In one embodiment, the clock calibration global module needs to collect and organize the clock offset data for each Chiplet. It is assumed that clock offset data for a chip over the past N second clock calibration cycles have been collected to form a time series.
The clock calibration global module selects the ARIMA model for prediction. The ARIMA model has three main parameters: p (auto regression term number), d (differential order), q (moving average term number). These parameters may be determined by model diagnostics and information criteria such as AIC or BIC. For example using the ARIMA model of the statsmodel library of Python, the optimal combination of parameters is selected by traversing different p, d, q combinations and comparing AIC values.
The clock calibration global module uses past clock offset data (data for the last N second clock calibration periods) to train the ARIMA model. The model training is complete and the clock calibration global module uses the trained model to predict the clock offset for the next second clock calibration period.
Optionally, a different ARIMA model is determined for each different type of Chiplet.
In one embodiment, the clock calibration global module may then calculate a clock offset compensation value based on the predicted clock offset to make the clock rate of each Chiplet within the chip as close as possible to the ideal clock rate so that the collaborative synchronization of the individual chiplets is better.
Optionally, the compensation value is a negative value of the predicted offset value. If the predicted offset value is +10ns, the offset value is-10 ns, so that the clock rate of the Chiplet will approach the ideal rate after the offset is applied.
The clock calibration global module may add the calculated clock offset compensation value to the clock adjustment instructions for each Chiplet.
According to the invention, the work load and clock deflection of each Chiplet can be predicted in advance by using the prediction model, so that clock calibration is performed in advance, and the stability of the system is improved. According to the type of the task executed by the Chiplet and the collected workload data, the position and the size of the clock grid in the chip are adjusted, so that the system can adapt to different workload conditions. Meanwhile, the clock calibration can be performed in a smaller range by the grid calibration method, so that the flexibility of the calibration is improved, and the clock calibration can be performed more easily when the system is expanded. And by selecting one Chiplet deployment clock calibration sub-module in each grid, each clock calibration sub-module only needs to be responsible for a small part of Chiplets, so that the resource utilization rate is improved, and the calibration complexity is reduced.
It should be noted that the computer readable medium described in the present disclosure may be a computer readable signal medium or a computer readable storage medium, or any combination of the two. The computer readable storage medium can be, for example, but not limited to, an electronic, magnetic, optical, electromagnetic, infrared, or semiconductor system, apparatus, or device, or a combination of any of the foregoing. More specific examples of the computer-readable storage medium may include, but are not limited to: an electrical connection having one or more wires, a portable computer diskette, a hard disk, a Random Access Memory (RAM), a read-only memory (ROM), an erasable programmable read-only memory (EPROM or flash memory), an optical fiber, a portable compact disc read-only memory (CD-ROM), an optical storage device, a magnetic storage device, or any suitable combination of the foregoing. In the context of this disclosure, a computer-readable storage medium may be any tangible medium that can contain, or store a program for use by or in connection with an instruction execution system, apparatus, or device. In the present disclosure, however, the computer-readable signal medium may include a data signal propagated in baseband or as part of a carrier wave, with the computer-readable program code embodied therein. Such a propagated data signal may take any of a variety of forms, including, but not limited to, electro-magnetic, optical, or any suitable combination of the foregoing. A computer readable signal medium may also be any computer readable medium that is not a computer readable storage medium and that can communicate, propagate, or transport a program for use by or in connection with an instruction execution system, apparatus, or device. Program code embodied on a computer readable medium may be transmitted using any appropriate medium, including but not limited to: electrical wires, fiber optic cables, RF (radio frequency), and the like, or any suitable combination of the foregoing.

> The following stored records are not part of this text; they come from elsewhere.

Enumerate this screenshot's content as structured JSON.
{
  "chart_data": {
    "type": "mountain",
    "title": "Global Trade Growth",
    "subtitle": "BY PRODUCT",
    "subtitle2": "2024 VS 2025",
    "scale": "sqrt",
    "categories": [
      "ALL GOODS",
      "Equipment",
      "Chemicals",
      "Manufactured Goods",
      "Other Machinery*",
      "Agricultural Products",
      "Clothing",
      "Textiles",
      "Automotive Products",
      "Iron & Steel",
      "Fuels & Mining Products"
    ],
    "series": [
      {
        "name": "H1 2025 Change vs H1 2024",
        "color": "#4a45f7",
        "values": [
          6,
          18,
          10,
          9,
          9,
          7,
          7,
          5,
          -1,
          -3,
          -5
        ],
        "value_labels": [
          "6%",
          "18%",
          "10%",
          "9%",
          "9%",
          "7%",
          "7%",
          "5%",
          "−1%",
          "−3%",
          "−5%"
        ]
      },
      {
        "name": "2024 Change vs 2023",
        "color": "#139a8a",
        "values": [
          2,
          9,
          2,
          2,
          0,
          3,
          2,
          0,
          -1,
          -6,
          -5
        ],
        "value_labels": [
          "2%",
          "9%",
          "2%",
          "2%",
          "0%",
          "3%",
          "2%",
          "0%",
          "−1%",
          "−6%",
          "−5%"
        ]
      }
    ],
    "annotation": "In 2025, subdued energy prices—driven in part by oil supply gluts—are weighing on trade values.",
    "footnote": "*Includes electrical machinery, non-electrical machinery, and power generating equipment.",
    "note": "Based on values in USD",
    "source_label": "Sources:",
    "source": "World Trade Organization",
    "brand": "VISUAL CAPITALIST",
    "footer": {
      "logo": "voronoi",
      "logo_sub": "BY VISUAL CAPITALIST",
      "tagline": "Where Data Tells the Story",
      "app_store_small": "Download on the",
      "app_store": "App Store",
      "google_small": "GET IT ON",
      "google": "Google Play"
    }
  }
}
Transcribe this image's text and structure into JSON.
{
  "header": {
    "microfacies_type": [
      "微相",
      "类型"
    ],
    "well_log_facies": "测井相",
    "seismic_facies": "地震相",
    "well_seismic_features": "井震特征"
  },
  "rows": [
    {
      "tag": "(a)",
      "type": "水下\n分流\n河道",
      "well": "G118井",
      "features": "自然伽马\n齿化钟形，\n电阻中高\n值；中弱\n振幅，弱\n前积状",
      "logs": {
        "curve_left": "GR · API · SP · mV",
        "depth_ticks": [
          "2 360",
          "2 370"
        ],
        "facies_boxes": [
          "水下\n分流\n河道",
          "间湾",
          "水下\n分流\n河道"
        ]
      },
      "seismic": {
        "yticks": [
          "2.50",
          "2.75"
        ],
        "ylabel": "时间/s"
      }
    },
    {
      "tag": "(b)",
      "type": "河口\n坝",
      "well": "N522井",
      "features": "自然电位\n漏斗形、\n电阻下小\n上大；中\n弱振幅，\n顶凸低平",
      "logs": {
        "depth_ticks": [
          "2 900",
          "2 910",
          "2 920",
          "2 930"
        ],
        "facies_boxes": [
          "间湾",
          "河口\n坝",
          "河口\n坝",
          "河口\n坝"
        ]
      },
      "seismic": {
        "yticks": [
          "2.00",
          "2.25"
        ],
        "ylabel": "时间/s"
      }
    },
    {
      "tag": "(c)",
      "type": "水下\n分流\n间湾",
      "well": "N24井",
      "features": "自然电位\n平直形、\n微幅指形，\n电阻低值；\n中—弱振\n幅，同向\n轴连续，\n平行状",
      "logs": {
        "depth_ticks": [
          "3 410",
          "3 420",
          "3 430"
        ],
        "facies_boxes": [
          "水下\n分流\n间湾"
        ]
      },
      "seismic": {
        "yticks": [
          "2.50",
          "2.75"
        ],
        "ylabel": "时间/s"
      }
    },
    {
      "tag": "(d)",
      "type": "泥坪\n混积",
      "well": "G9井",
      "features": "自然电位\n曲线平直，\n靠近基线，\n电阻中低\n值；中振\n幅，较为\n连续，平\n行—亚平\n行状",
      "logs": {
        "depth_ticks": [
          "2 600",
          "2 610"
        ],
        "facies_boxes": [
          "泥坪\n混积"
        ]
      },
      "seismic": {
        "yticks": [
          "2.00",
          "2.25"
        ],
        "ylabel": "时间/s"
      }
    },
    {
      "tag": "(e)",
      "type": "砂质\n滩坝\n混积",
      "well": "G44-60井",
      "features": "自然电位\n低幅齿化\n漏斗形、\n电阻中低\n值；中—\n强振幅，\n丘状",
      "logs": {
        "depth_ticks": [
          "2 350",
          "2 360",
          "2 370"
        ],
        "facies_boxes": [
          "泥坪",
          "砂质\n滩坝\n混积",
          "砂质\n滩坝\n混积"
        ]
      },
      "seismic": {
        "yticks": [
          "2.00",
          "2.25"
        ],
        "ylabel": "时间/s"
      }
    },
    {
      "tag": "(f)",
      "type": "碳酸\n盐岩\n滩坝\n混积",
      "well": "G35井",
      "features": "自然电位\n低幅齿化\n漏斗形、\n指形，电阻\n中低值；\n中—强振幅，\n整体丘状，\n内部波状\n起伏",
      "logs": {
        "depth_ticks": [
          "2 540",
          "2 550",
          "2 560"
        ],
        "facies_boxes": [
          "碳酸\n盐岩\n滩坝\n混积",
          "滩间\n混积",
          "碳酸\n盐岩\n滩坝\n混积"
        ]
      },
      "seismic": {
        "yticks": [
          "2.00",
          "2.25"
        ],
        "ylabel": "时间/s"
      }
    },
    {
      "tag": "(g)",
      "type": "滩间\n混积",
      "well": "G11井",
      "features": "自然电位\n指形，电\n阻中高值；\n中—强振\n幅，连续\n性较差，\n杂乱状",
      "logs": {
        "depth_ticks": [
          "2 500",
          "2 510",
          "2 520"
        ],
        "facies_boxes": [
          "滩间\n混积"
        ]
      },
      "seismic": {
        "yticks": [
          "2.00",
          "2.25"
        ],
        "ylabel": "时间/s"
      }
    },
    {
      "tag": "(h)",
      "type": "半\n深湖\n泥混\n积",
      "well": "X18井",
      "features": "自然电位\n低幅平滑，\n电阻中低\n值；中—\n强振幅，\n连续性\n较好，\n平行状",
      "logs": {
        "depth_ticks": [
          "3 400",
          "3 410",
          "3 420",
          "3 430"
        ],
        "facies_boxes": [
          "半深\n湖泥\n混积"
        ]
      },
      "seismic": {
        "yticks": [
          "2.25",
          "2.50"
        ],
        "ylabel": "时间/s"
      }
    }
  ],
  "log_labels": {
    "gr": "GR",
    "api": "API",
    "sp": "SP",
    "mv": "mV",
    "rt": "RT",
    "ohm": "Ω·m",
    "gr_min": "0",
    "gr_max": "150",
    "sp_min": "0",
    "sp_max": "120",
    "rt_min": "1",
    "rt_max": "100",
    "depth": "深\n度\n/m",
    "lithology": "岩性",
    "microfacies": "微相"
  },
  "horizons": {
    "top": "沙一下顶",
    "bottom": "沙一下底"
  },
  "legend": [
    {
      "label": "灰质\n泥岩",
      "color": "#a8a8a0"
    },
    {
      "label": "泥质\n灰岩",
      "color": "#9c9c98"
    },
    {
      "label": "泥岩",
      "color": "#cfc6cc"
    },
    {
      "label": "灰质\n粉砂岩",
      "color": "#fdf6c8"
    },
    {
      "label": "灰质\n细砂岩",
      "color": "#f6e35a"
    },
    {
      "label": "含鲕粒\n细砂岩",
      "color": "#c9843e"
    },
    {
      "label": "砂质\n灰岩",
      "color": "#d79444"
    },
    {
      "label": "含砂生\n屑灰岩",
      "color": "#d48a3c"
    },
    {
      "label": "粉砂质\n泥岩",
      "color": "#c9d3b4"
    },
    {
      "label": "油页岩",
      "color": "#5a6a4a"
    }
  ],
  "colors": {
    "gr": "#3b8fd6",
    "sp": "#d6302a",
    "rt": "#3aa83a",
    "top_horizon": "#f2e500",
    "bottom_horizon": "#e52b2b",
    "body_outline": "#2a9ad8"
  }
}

The computer readable medium may be contained in the electronic device; or may exist alone without being incorporated into the electronic device.
Computer program code for carrying out operations of the present disclosure may be written in one or more programming languages, including an object oriented programming language such as Java, smalltalk, C ++ and conventional procedural programming languages, such as the "C" programming language or similar programming languages. The program code may execute entirely on the user's computer, partly on the user's computer, as a stand-alone software package, partly on the user's computer and partly on a remote computer or entirely on the remote computer or server. In the case of a remote computer, the remote computer may be connected to the user's computer through any kind of network, including a Local Area Network (LAN) or a Wide Area Network (WAN), or may be connected to an external computer (for example, through the Internet using an Internet service provider).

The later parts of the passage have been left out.